Objectives: The new American Society for Therapeutic Radiology and Oncology/Radiation Therapy Oncology Group consensus definition of biochemical failure after radiotherapy for prostate cancer is defined as a prostate-specific antigen level at or greater than the absolute nadir PSA level plus 2 ng/mL. Because this definition inevitably will be used to compare cancer control rates after radiotherapy to those after surgery, this study examined the effect of this comparison.
Methods: We reviewed the data from 2570 men who had undergone radical prostatectomy from 1985 to 2004. Biochemical failure was defined as any measurable PSA level of 0.2 ng/mL or greater. We evaluated how the nadir+2 definition affected the failure rate when applied to this series.
Results: The actuarial 5, 10, and 15-year biochemical recurrence-free survival probability with failure defined as a PSA level of 0.2 ng/mL or more and a PSA level of 2 ng/mL or more was 88.6%, 81.2%, and 78.1% and 94.6%, 89.4%, and 84.3%, respectively (P <0.0001). The median time to biochemical progression was 2.8 years for the greater than 0.2 ng/mL definition and 7.9 years for the 2 ng/mL or more definition. The nadir+2 definition systematically overestimated the biochemical recurrence-free survival, even after stratifying patients into standard prognostic risk groups, especially in men who developed local recurrence.
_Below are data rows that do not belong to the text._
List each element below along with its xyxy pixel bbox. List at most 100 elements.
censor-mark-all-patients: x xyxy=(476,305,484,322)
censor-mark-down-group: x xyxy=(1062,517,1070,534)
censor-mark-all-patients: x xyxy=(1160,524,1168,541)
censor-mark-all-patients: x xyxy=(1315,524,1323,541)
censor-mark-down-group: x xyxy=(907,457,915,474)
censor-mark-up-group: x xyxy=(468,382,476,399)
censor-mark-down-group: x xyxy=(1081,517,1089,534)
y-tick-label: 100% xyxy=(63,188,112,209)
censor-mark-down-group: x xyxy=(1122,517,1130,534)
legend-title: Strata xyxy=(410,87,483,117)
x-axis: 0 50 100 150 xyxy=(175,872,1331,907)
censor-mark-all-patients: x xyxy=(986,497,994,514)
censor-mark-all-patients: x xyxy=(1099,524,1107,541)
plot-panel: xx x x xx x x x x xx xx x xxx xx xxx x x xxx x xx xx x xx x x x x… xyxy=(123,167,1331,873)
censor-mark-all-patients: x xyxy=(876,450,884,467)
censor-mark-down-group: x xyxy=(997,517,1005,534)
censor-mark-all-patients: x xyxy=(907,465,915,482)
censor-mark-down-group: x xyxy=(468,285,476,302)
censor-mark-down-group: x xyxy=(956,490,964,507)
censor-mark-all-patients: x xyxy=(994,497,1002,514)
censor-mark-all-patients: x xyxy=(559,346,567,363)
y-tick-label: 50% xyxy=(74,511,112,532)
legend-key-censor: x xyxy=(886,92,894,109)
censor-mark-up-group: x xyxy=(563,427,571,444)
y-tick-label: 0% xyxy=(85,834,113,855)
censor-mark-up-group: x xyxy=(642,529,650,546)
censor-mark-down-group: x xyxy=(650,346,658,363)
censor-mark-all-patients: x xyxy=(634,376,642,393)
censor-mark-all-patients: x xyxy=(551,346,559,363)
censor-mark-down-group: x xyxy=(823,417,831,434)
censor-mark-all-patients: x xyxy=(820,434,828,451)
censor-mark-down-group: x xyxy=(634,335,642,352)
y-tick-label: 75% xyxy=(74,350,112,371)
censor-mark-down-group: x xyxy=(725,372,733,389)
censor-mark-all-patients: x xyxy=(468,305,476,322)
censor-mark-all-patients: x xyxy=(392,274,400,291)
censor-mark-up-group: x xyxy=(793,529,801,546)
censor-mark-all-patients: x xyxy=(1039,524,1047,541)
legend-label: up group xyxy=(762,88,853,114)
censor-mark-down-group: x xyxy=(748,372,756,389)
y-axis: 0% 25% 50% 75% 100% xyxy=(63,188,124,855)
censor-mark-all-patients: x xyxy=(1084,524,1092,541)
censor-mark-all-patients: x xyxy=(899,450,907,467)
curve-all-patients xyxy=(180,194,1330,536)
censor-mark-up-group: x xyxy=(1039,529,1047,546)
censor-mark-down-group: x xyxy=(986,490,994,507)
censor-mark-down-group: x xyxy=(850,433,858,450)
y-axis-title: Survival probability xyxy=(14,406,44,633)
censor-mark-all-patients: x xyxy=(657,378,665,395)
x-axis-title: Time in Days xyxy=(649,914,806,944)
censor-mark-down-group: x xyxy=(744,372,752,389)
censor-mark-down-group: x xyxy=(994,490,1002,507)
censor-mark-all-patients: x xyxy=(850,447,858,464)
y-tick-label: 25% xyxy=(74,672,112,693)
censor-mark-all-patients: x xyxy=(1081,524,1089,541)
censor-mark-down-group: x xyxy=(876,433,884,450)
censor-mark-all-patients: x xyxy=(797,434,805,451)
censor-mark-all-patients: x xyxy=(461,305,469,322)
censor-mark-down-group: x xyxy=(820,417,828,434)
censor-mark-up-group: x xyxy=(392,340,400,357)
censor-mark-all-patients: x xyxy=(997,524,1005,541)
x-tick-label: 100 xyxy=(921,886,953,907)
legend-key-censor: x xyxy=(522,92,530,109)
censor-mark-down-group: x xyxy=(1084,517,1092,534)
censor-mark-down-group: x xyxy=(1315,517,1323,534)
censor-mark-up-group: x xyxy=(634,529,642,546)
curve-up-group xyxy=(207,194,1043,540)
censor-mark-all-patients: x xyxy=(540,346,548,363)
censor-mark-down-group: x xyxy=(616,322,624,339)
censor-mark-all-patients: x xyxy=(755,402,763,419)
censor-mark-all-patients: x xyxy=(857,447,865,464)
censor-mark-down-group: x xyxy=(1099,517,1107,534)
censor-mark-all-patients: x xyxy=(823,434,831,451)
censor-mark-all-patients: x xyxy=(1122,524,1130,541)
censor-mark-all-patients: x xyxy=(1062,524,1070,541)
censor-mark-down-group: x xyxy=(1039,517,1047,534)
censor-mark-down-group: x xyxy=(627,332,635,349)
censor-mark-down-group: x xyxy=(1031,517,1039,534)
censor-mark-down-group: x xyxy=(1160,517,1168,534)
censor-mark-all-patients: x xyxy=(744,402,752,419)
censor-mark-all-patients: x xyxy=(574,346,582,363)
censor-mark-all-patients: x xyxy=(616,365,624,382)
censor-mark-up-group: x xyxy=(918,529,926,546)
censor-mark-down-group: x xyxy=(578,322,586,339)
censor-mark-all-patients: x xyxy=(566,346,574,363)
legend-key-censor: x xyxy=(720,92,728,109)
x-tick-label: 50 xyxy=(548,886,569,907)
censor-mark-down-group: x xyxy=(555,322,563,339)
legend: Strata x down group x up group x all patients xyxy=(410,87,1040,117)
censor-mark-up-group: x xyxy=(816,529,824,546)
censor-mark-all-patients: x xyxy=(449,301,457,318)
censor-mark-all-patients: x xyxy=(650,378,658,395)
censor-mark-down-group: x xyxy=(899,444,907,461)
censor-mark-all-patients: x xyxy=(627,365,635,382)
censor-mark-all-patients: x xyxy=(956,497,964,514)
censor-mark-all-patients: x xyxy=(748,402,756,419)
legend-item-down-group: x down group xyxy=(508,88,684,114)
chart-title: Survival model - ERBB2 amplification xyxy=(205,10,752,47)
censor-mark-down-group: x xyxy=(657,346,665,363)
Conclusions: When applied to a mature series of surgically treated patients with localized prostate cancer, the American Society for Therapeutic Radiology and Oncology "nadir+2" definition resulted in a systematic delay in the determination of biochemical failure. Because patients in this series who experienced a detectable PSA level took more than 5 years to progress to a PSA level of 2 ng/mL or greater, the 5-year biochemical control rates with the definition of 0.2 ng/mL or more should be compared with the 10-year biochemical control rates using the nadir+2 definition.